Write about fresh air…
It comes with the changing season – winter to spring, spring to summer, summer to autumn, autumn to winter. Freshness is not the smell, or the sound. It is the taste – the taste of newness on the tongue – the taste of renewal, of restoration. Of the passage of time.
You open your mouth to breathe in the newness, the evolution of the air around, and you experience a different sensation than just the day before. Where once was cold, now is growth. Where once was oppressive heat, now is crisp autumn of life. Where once was moderation now comes cold, darkness, bitterness. Where once was a way of life, now is a way of simple sustenance – just making it – just getting by – just being.
To see “fresh” as a quality of the measure of the quality of the air, a hard, scientific measurement of particulates or infectants or smogginess, is to replace the reality of the experience. That is to minimize the way of understanding all that surrounds.
That is a smallening approach. “Air is fresh if the halbenberg index is at 3.0 or less.” Yeah, but is 2.999 not fresh? Is 3.0001 not fresh? How do you measure, with one sensor or a million? Take the average, the lowest or highest, or some percentile? Do you take readings in the morning? Evening? Continuously? Why the simplification of some things that should be complex? How about we recognize that there are a myriad, an uncountable number, of ways to consider this world, and if we are the ones who ruin our enjoyment because of gamification, if we are the ones ruining ourselves and our ways of looking at this world because we are so dependent on someone else to tell us what is a good or what is a bad thing, then we have lost.

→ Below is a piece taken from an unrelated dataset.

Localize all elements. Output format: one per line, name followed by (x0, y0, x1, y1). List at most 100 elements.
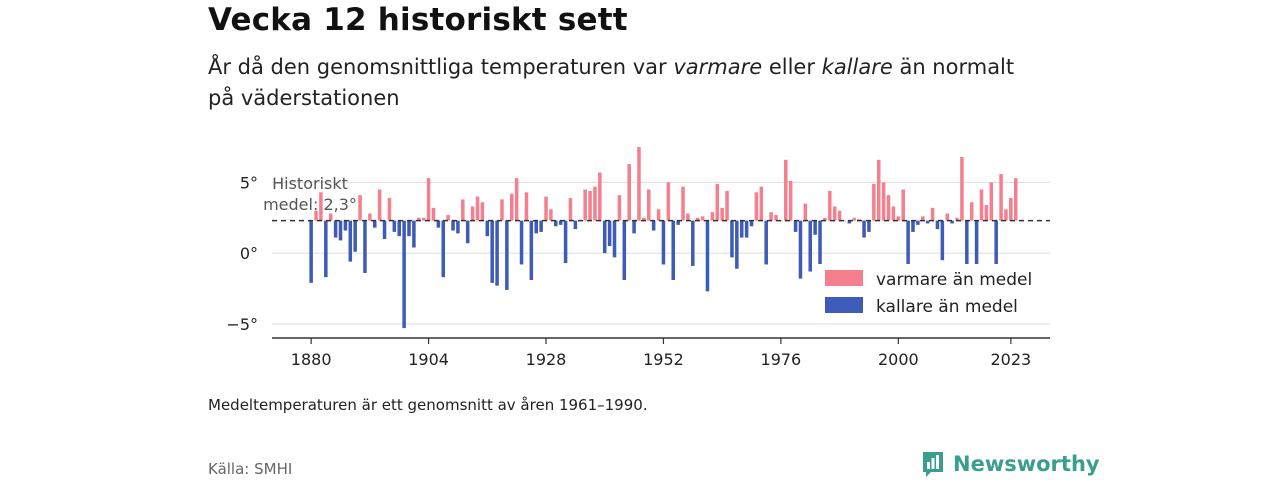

We must return to trusting ourselves. We must return to being ourselves. We must recognize that there are more than one perspective in this world, and what is right, good, clean, or fresh for me may not be right, good, clean, or fresh for you. We have numbed ourselves. Our experiencing muscles have atrophied – and so have our decision-making muscles.
We have outsourced all such choosing to others – “Well, it was recommended in my feed, so I’ll try it.” We have absconded abandoned we have abdicated our responsibility to be in charge of our own living, and that has made us weak, simple, joyless, vulnerable, and, ultimately, doomed. We must retake our authority over our lives. We must again decide to decide for ourselves.
We must relinquish the relative ears and comfort of allowing others to decide our lives, and once again take hold of the authoritative reigns of ourselves. We must drive beyond the simplicities of creature comforts, we must push against the bonds holding us back and we must be free, must live, must smell and taste and see for ourselves that the air is good, is clear, is fresh once again.